センサーによる仕組みがあることは、入居者やその家族にとっては施設選択時の期待値につながり、入居率の向上にもつながっています。ハイテクで機械化された近未来的なサービスをうたう施設よりも、人による温かいサービスがあって、裏側で機械が動いて判断の精度を上げているというほうが、居心地がよさそうに人は思うようです。「最新技術は求めるけれど、サービスは人にしてもらいたい」というインサイトに答えたサービスになっていると思います。
なぜDXが必要なのか
通信教育や介護にとどまらず、ベネッセではさまざまな分野でDXを推進しています。なぜ、ベネッセでDXを進めるのか、その理由の一つがあらゆる市場でディスラプション(破壊的イノベーション)が起こっていることです。UberやSpotifyの例を出すまでもなく、ある事業領域に新しいプレーヤーが入ってきて、これまでのビジネスモデルを壊し、新しい価値を生み出していくということは、あらゆる業界で起こっています。我々の事業領域でも影響を受けるようなディスラプターが登場しているので、それに対応できる組織に変革していかなければなりません。

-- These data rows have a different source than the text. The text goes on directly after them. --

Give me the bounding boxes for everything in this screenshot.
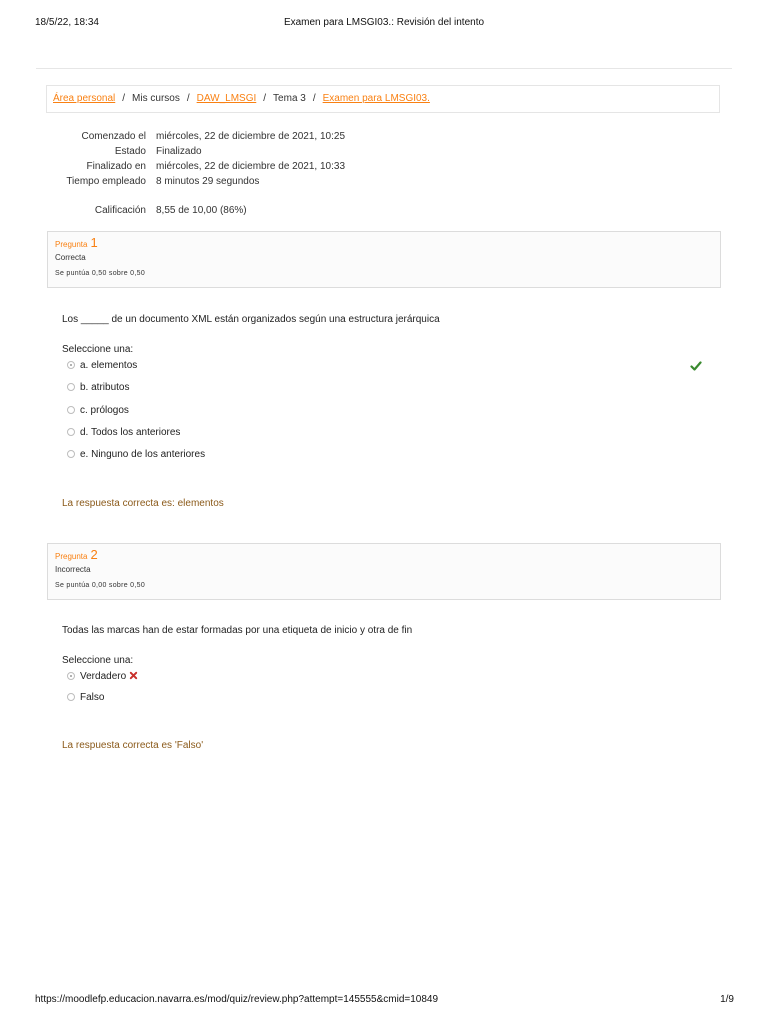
answer-option-label: d. Todos los anteriores xyxy=(80,427,181,438)
breadcrumb-area-personal[interactable]: Área personal xyxy=(53,93,116,104)
question-1-info xyxy=(47,231,721,288)
radio-button[interactable] xyxy=(67,693,75,701)
question-grade: Se puntúa 0,50 sobre 0,50 xyxy=(55,270,146,277)
answer-option[interactable] xyxy=(67,381,129,395)
radio-button[interactable] xyxy=(67,406,75,414)
question-label: Pregunta xyxy=(55,552,88,561)
question-1-feedback: La respuesta correcta es: elementos xyxy=(62,498,224,509)
answer-option[interactable] xyxy=(67,448,205,462)
summary-label: Comenzado el xyxy=(81,131,146,142)
summary-label: Calificación xyxy=(94,205,146,216)
print-header xyxy=(0,17,768,31)
answer-option-label: c. prólogos xyxy=(80,405,129,416)
radio-button-selected[interactable] xyxy=(67,672,75,680)
question-grade: Se puntúa 0,00 sobre 0,50 xyxy=(55,582,146,589)
breadcrumb xyxy=(46,85,720,113)
breadcrumb-separator: / xyxy=(312,93,316,104)
answer-option[interactable] xyxy=(67,691,104,705)
answer-option-label: a. elementos xyxy=(80,360,138,371)
summary-row-state xyxy=(46,145,446,160)
question-state: Incorrecta xyxy=(55,565,91,574)
summary-label: Tiempo empleado xyxy=(66,176,146,187)
print-page-title: Examen para LMSGI03.: Revisión del intento xyxy=(283,17,485,28)
question-state: Correcta xyxy=(55,253,86,262)
breadcrumb-course[interactable]: DAW_LMSGI xyxy=(196,93,257,104)
print-datetime: 18/5/22, 18:34 xyxy=(35,17,99,28)
summary-value: 8,55 de 10,00 (86%) xyxy=(156,205,247,216)
summary-label: Finalizado en xyxy=(86,161,146,172)
question-number xyxy=(55,235,98,250)
check-icon xyxy=(690,360,702,372)
breadcrumb-mis-cursos: Mis cursos xyxy=(132,93,180,104)
question-number xyxy=(55,547,98,562)
answer-option[interactable] xyxy=(67,404,129,418)
print-page-number: 1/9 xyxy=(720,994,734,1005)
answer-option-label: Falso xyxy=(80,692,105,703)
radio-button[interactable] xyxy=(67,428,75,436)
cross-icon xyxy=(129,671,138,680)
divider xyxy=(36,68,732,69)
question-number-value: 2 xyxy=(90,547,98,562)
question-number-value: 1 xyxy=(90,235,98,250)
question-2-text: Todas las marcas han de estar formadas por una etiqueta de inicio y otra de fin xyxy=(62,625,413,636)
attempt-summary xyxy=(46,130,446,219)
question-1-text: Los _____ de un documento XML están organizados según una estructura jerárquica xyxy=(62,314,440,325)
summary-value: miércoles, 22 de diciembre de 2021, 10:33 xyxy=(156,161,346,172)
summary-label: Estado xyxy=(114,146,146,157)
summary-row-finished xyxy=(46,160,446,175)
question-2-prompt: Seleccione una: xyxy=(62,655,134,666)
summary-row-grade xyxy=(46,204,446,219)
answer-option[interactable] xyxy=(67,670,138,684)
summary-row-time xyxy=(46,175,446,204)
summary-value: 8 minutos 29 segundos xyxy=(156,176,260,187)
answer-option[interactable] xyxy=(67,359,137,373)
question-1-prompt: Seleccione una: xyxy=(62,344,134,355)
question-2-info xyxy=(47,543,721,600)
summary-value: Finalizado xyxy=(156,146,202,157)
breadcrumb-separator: / xyxy=(122,93,126,104)
breadcrumb-separator: / xyxy=(263,93,267,104)
radio-button[interactable] xyxy=(67,450,75,458)
breadcrumb-tema: Tema 3 xyxy=(273,93,306,104)
answer-option-label: b. atributos xyxy=(80,382,130,393)
radio-button[interactable] xyxy=(67,383,75,391)
breadcrumb-separator: / xyxy=(186,93,190,104)
question-label: Pregunta xyxy=(55,240,88,249)
answer-option-label: Verdadero xyxy=(80,671,127,682)
radio-button-selected[interactable] xyxy=(67,361,75,369)
print-url: https://moodlefp.educacion.navarra.es/mod/quiz/review.php?attempt=145555&cmid=10849 xyxy=(35,994,439,1005)
answer-option-label: e. Ninguno de los anteriores xyxy=(80,449,206,460)
summary-value: miércoles, 22 de diciembre de 2021, 10:25 xyxy=(156,131,346,142)
question-2-feedback: La respuesta correcta es 'Falso' xyxy=(62,740,204,751)
breadcrumb-quiz[interactable]: Examen para LMSGI03. xyxy=(322,93,430,104)
answer-option[interactable] xyxy=(67,426,180,440)
summary-row-started xyxy=(46,130,446,145)
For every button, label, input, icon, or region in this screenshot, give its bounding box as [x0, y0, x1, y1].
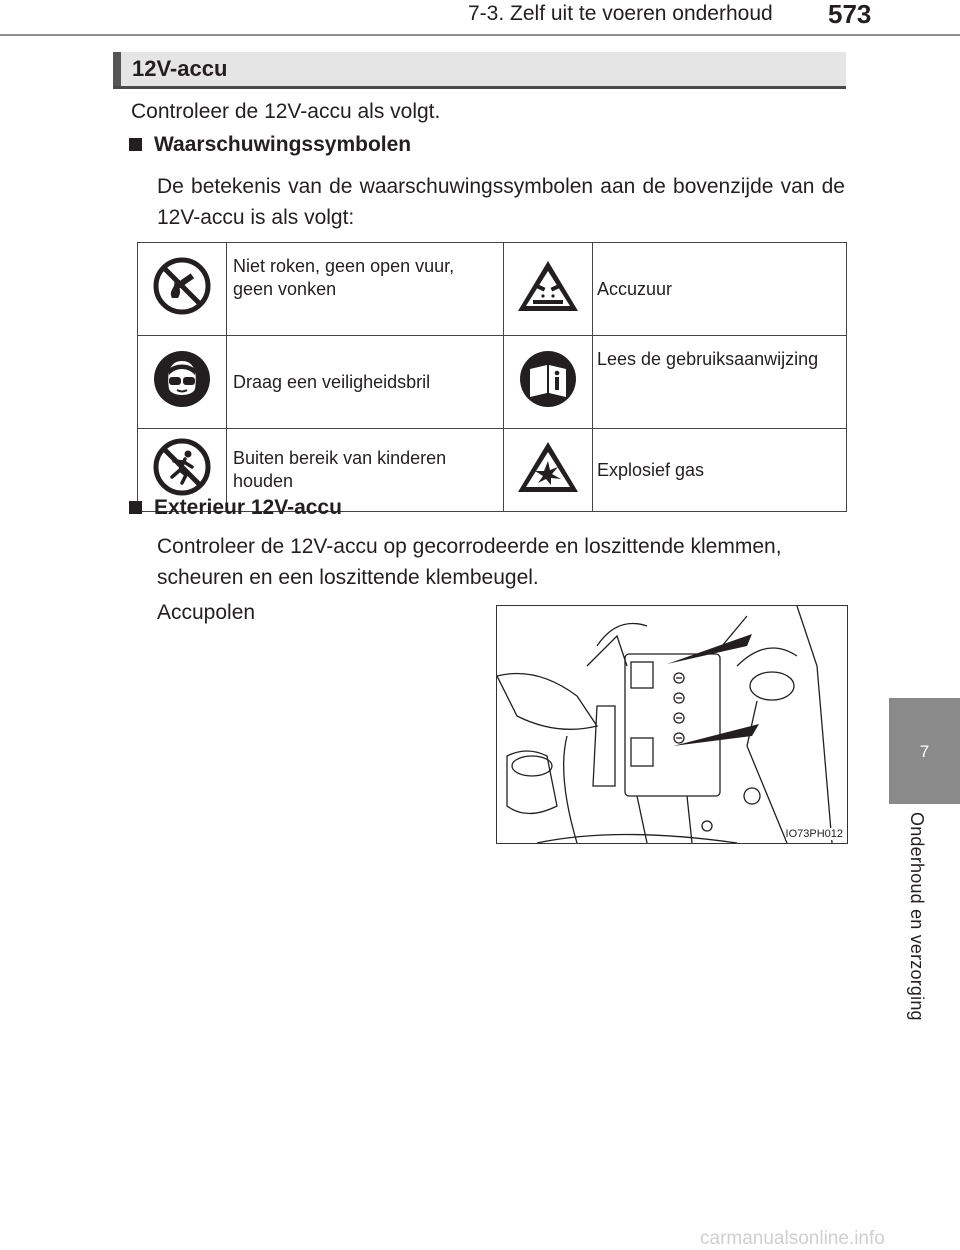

しかし、企業組織が大きくなるほど、既存事業や成功体験などを守るため、ビジネスモデルの改善はできても、破壊的イノベーションを実現することは困難です。そこでベネッセでは、事業フェーズに合わせたDX推進を行い、ある組織で成功した戦略を全社展開するという方針をとっています。
事業フェーズは、今の事業をデジタル化して品質や生産性を上げる「デジタルシフト」、オンラインとオフラインを組み合わせ、企業の方法論にとらわれずお客様本位でサービスを提供する「インテグレーション」、そしてビジネスモデルを変えていく「ディスラプション」の3つに分けています。社内にDXを推進するチームを設置し、事業横断で推進できるように支援する態勢を作りました。
ベネッセでは、事業分野のディスラプターは常にウオッチしており、注目するプレーヤーとはコミュニケーションを通じて状況などを共有しています。競合視するというよりも、協業、共創、連携を重視しており、ファンド「Digital Innovation Fund(DIF)」も設立しました。事業の延長とは別枠で出資したパートナーと思い切った取り組みを可能にしています。
また、組織のDX対応力を向上させるためのさまざまな取り組みも行っています。同時に社内システム基盤を強化し、社員の成長、リスキリング(学び直し)、柔軟なシステム開発などが可能な体制を整えています。
ベネッセという社名は、「よく生きる」という意味で、人の成長、営みなどライフステージの課題を解決するための事業を展開しています。事業革新のためには、インサイトを踏まえたDXが必要です。我々は今後もさまざまな挑戦をしていきます。